Disadvantage for rural whites in college admissions?

In his op-ed column in yesterday's New York Times, Ross Douthat highlights a 2009 book-length report on race, class and college admissions that suggests bias against rural whites.

While I have not yet read the study on which Douthat bases his column, it appears to be a highly credible one. Two Princeton sociologists, Thomas Espenshade and Alexandria Walton Radford, studied admissions and affirmative action at eight highly selective colleges, and they published their findings in No Longer Separate, Not Yet Equal: Race and Class in Elite College Admissions and Campus Life.

Douthat highlights several findings from the study, including that "[a]n upper-middle-class white applicant was three times more likely to be admitted than a lower-class white with similar qualifications." Douthat notes that outcomes are just the opposite for minority applicants, who are significantly more likely to be admitted if they are from families lower on the socioeconomic ladder. Douthat reports that Espenshade and Radford observe that "these institutions, conscious of their mandate to be multiethnic, may reserve their financial aid dollars 'for students who will help them look good on their numbers of minority students,' leaving little room to admit financially strapped whites."

But Douthat also suggests cultural bias against rural people, interests, and culture.

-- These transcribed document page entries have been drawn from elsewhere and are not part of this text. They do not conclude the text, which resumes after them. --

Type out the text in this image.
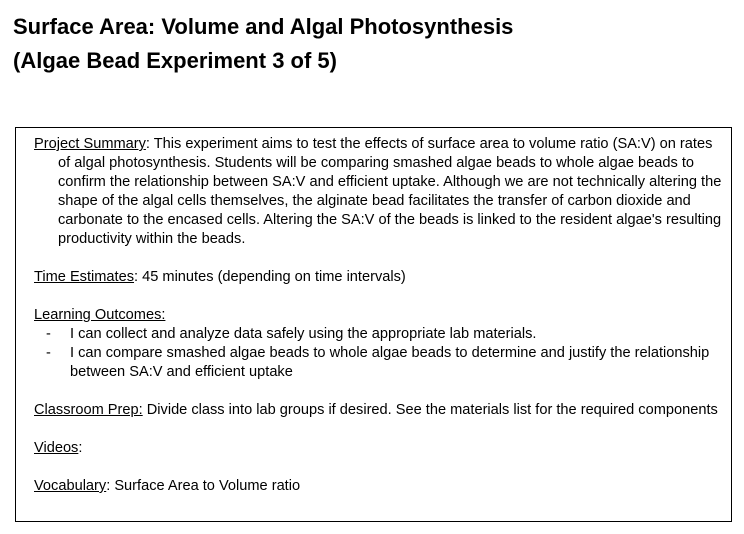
Surface Area: Volume and Algal Photosynthesis
(Algae Bead Experiment 3 of 5)

Project Summary: This experiment aims to test the effects of surface area to volume ratio (SA:V) on rates of algal photosynthesis. Students will be comparing smashed algae beads to whole algae beads to confirm the relationship between SA:V and efficient uptake. Although we are not technically altering the shape of the algal cells themselves, the alginate bead facilitates the transfer of carbon dioxide and carbonate to the encased cells. Altering the SA:V of the beads is linked to the resident algae's resulting productivity within the beads.

Time Estimates: 45 minutes (depending on time intervals)

Learning Outcomes:

- I can collect and analyze data safely using the appropriate lab materials.
- I can compare smashed algae beads to whole algae beads to determine and justify the relationship between SA:V and efficient uptake

Classroom Prep: Divide class into lab groups if desired. See the materials list for the required components

Videos:

Vocabulary: Surface Area to Volume ratio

In what Douthat calls one of the study's "most remarkable findings," Espenshade and Radford found that "while most extracurricular activities increase your odds of admission to an elite school, holding a leadership role or winning awards in organizations like high school R.O.T.C., 4-H clubs and Future Farmers of America actually works against your chances."

Douthat continues: "Consciously or unconsciously, the gatekeepers of elite education seem to incline against candidates who seem too stereotypically rural or right-wing or 'Red America.'” This is not the only place in the piece where Douthat collapses rural with right-wing and Republican, and I don't endorse that collapse, though I have previously noted the increasing popular alignment of the rural-urban axis with the opposing sides in the culture wars. Read more here.

Of the "cultural divide" (whether real or perceived), Douthat calls it "a problem admissions officers at top-tier colleges might want to keep in mind when they’re assembling their freshman classes." He concludes:

If such universities are trying to create an elite as diverse as the nation it inhabits, they should remember that there’s more to diversity than skin color — and that both their school and their country might be better off if they admitted a few more R.O.T.C. cadets, and a few more aspiring farmers.

Douthat's column, "The Roots of White Anxiety," has been the most emailed story on nytimes.com for more than 24 hours.